„Wir freuen uns sehr, bei diesem wichtigen Projekt mit dabei zu sein. Mit VVMethoden haben wir erstmals Strukturen und ein Sicherheitskonzept erarbeitet, das zukünftig Grundlage für die Entwicklung autonomer Fahrzeuge sein wird“, unterstreicht Emmeram Klotz, Leiter Test und Validierung für automatisiertes und vernetztes Fahren in der TÜV SÜD Division MOBILITY. Die Herausforderung: Es gibt unendlich viele mögliche kritische Situationen im Straßenverkehr. Da diese aber wegen der schieren Menge niemals in realen Tests prüfen kann, setzen die Experten auf Simulation. TÜV SÜD war maßgeblich daran beteiligt, die Relevanz gefährlicher Faktoren zu beurteilen und zu benennen. Ziel war es, die kritischsten Situationen im Vorfeld mit Hilfe von Simulation zu bestimmen. Im Test mit dem realen Fahrzeug kann man sich dann auf diese konzentrieren. Klotz: „Die Tests mit realen Fahrzeugen werden immer ein wichtiger Bestandteil in der Absicherung sein. In Zukunft wird aber auch die Simulation eine immer größere Rolle spielen und so einen Beitrag zur Sicherheit liefern. Und die haben wir hier als Prüfmethode validiert.“
Struktur geben
Ein geparktes Auto am Straßenrand verdeckt einen Fahrradfahrer. Klingt nach einer kritischen Verkehrssituation. Aber wann wird es gefährlich? Und ab wann gelten welche Faktoren als kritisch? Schaut man sich nur diese eine alltägliche städtische Verkehrssituation an, wird schnell klar, wie komplex die Aufgabe der TÜV SÜD Experten war. Verstärkt wird diese Herausforderung zusätzlich dadurch, dass verschiedene Faktoren wie Wetter, Straßenbelag, Blendung, Lichtsignale und Ähnliches dazukommen. Dazu Tuan Duong Quang, der das Projekt vonseiten TÜV SÜD leitet: „Wir mussten uns zunächst einmal der Aufgabe stellen, aus dem offenen Situationskomplex der realen Verkehrswelt, die kritischsten Phänomene herauszufiltern.“ Hierzu haben die TÜV SÜD-Experten den offenen strukturlosen Kontext, also die unendlich vielen Szenarien, die auf der Straße möglich sind, mittels Kritikalitätsanalyse erst einmal strukturiert. Die Simulation beweist hier die Wirkzusammenhänge zwischen erhöhter Kritikalität und Einflussfaktoren. Sie dient den Fachleuten als Werkzeug aus den unendlich vielen Situationen endlich viele zu bestimmen, die testbar sind.
Stück für Stück
Zurück zur T-Kreuzung, auf der ein Fahrradfahrer von einem parkenden Auto verdeckt wird, und zu der Frage, welche Faktoren hier, wie stark die Kritikalität beeinflussen. Faktoren, die variabel und kritisch eingestuft werden, sind beispielsweise Position und Geschwindigkeit des herannahenden Fahrzeugs, Position und Größe des geparkten Fahrzeugs und Position und Geschwindigkeit des von rechts kommendem Fahrrad. Mittels Algorithmus werden die Einflussfaktoren für die Verdeckung des Radfahrers anhand von stochastisch ermittelten Werten in kleinen Schritten verändert: das herannahende automatisierte Fahrzeug einen halben Meter nach vorn, den Fahrradfahrer entsprechend 20 Zentimeter – zum Beispiel. Die tatsächliche Größe des parkenden Fahrzeugs bleibt zwar gleich, hinsichtlich der Sichtachse zwischen automatisiertem Pkw und Radfahrer verändert sie sich aber.

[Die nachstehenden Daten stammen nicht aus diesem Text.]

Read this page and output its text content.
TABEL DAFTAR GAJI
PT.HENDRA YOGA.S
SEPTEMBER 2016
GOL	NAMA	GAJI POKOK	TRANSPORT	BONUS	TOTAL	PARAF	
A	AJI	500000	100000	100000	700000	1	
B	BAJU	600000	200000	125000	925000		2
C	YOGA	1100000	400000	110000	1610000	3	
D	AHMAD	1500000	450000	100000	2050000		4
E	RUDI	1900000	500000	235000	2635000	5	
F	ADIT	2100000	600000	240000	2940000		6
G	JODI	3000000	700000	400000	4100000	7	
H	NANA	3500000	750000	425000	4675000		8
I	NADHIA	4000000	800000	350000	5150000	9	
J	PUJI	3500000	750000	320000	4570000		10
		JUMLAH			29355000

Daraus ergibt sich, dass die Verkehrssituation in einem Moment noch nicht kritisch ist, weil das automatisierte Fahrzeug den Radler wahrnimmt und ausreichend Zeit bleibt, darauf zu reagieren. Wird das parkende Fahrzeug aber „größer“ und verdeckt die Sichtachse zwischen den Verkehrsteilnehmern, wird die Situation kritischer – Stück für Stück.
Zugang für alle
Als Simulationstool haben die TÜV SÜD-Experten den OpenSource Ansatz mit dem Simulationswerkzeug openPASS ausgewählt. Mit diesem für alle zugänglichen Werkzeug werden beispielsweise konkrete Verkehrsfaktoren oder Bedingungen für die Simulation entwickelt. Tuan Duong Quang: „Damit die Simulation die Anforderungen aus der Kritikalitätsanalyse erfüllt, wurde das Tool Schritt für Schritt angepasst. Dazu gehört etwa ein Fahrradfahrer-Modell, die Entwicklung einer automatisierten Fahrfunktion, die Interpretation eines Zebrastreifens, die Simulation von Ampeln oder auch die Realisierung von Wetterbedingungen.“ Alles zusammen komplettiert das Bild kritischer Verkehrssituationen, welche die Basis für den Einsatz der Simulation für die Zulassung automatisierter Fahrfunktionen bildet. Klotz: „VVMethoden wurde auf einer offenen Plattform entwickelt. So können alle, die an der Entwicklung autonomen Fahrens beteiligt sind, auf das Sicherheitskonzept zugreifen. Damit beschleunigen wir insgesamt die schnelle Einführung dieser neuen Technologie.“
VVMethoden – was ist das?
Forschung, Industrie und Behörden zusammenbringen, um die Grundlagen für die schnelle Entwicklung autonomer Fahrzeuge zu schaffen – das war die Idee des Vorgängerprojektes Pegasus. Die Konsortialpartner haben hier seit 2016 daran gearbeitet, allgemein akzeptierte Methoden und Werkzeuge für die Absicherung hochautomatisierter Fahrzeugfunktionen – zunächst bis SAE-Level 3 – zu erarbeiten. Daraus haben sich seit 2019 zwei Folgeprojekte ergeben, eines davon ist VVMethoden. Mit VVMethoden schaffen die Partner den Sprung auf SAE-Level 4 und 5. Auch hier ist es das Ziel, Methoden und Werkzeuge für die Homologation hochautomatisierter Fahrzeuge zu schaffen – jetzt im urbanen Raum.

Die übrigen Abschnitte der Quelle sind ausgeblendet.